Subject: Re: MACH?
To: Jay Kistler <jjk@pa.dec.com>
From: Christian Kuhtz <chk@gnu.ai.mit.edu>
List: port-arm32
Date: 02/07/1997 15:46:00
Jay,

Sorry, but to me the VM system and ddb are tiny parts of Mach and has not a  
whole lot to do with the Mach way of doing business, which has a radically  
different philosophy on the backend, reflected in its kernel architecture and  
the single- and multi-server architectures.

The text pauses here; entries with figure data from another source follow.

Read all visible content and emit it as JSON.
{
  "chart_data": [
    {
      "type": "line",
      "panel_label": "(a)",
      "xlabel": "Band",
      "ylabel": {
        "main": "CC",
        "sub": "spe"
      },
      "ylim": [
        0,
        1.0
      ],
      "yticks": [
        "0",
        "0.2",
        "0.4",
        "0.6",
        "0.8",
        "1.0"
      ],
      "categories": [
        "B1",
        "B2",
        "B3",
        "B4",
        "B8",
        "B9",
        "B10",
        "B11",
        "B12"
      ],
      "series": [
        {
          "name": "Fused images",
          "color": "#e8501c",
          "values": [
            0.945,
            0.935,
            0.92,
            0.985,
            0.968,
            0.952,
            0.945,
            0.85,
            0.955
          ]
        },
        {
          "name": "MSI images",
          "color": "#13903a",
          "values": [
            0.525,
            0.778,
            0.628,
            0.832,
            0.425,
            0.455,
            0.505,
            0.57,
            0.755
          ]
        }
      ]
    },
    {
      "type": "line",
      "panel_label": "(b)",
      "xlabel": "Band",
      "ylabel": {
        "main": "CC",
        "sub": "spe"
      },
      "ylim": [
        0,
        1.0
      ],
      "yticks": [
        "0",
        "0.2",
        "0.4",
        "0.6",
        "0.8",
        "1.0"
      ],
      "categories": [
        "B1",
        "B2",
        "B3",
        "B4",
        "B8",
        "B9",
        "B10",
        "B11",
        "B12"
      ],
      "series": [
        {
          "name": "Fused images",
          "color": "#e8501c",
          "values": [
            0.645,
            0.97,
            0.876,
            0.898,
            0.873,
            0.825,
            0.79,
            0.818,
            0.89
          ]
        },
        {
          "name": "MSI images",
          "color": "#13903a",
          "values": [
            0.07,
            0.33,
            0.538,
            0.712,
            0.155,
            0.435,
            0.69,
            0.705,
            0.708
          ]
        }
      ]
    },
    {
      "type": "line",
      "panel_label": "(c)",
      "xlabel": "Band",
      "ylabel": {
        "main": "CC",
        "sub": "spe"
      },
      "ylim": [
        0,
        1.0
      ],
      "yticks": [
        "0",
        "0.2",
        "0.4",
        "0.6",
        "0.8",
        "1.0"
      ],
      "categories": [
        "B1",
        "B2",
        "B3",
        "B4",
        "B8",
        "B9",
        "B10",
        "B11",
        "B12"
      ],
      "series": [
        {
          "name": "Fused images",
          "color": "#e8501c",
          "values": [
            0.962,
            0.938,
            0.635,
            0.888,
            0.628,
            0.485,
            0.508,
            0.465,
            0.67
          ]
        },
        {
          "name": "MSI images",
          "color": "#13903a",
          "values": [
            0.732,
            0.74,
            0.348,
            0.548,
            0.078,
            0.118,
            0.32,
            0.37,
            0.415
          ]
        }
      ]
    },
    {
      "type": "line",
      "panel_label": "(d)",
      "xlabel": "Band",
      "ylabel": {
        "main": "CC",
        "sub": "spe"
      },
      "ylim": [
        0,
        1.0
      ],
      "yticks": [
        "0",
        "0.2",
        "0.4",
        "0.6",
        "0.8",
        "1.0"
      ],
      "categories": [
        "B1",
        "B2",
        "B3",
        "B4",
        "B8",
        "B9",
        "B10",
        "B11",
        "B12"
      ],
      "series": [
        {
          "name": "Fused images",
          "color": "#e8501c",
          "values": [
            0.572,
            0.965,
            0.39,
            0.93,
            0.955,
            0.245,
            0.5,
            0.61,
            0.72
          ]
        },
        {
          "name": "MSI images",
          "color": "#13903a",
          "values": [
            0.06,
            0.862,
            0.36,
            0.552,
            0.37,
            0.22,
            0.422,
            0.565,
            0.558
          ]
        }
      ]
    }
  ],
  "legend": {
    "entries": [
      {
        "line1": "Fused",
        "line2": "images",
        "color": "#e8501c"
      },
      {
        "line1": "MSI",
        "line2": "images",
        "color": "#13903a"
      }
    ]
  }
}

Mach mk's are a quite different architecture, much more than just a different  
VM system and debugger.  It would help if you look at BSD4.4 from a Mach mk  
perspective to see what Mach mk's allow you to do that BSD4.4 doesn't, and not  
just look at it the other way round.  I'm not saying that BSD4.4 is bad code  
by any stretch of the imagination.  However, the are differences in design and  
application which are quite significant and go far beyond things like VM and  
debugger.

Suggested reading on that can be found at CMU's Mach home, Open Group (OSF)  
and U of Utah's Mach4.  There are things in Mach mk based OS's that are simply  
not possible (unless you would like to revamp a large portion of the kernel  
architecture) with the current kernel engineering in BSD4.4.

That, and my personal work on Mach mk and server implementations over the  
years, makes me stand firmly by my statement. Therefore,  I reject your  
assertion of my remark being "plain wrong".

Best regards,
Chris


On Fri, 07 Feb 97 11:19:52 -0800, "Jay Kistler" <jjk@pa.dec.com> wrote:
> > There are no really relevant, characteristic parts of Mach incorporated
> > into the way NetBSD does business.
>
> This is just plain wrong.  The whole VM system was adapted from Mach,
> as explained in the 4.4BSD book (McKusick et al).  Try grep'ing for
> 'Mach Operating System' in vm/*.[ch].  Managing virtual memory is
> a fundamental aspect of "the way NetBSD does business" in my view.
>
> The current NetBSD kernel debugger, ddb, was also lifted from Mach.
>
>
> -Jay
>
>
--
Christian Kuhtz <chk@gnu.ai.mit.edu>
                                                          ".com is a mistake."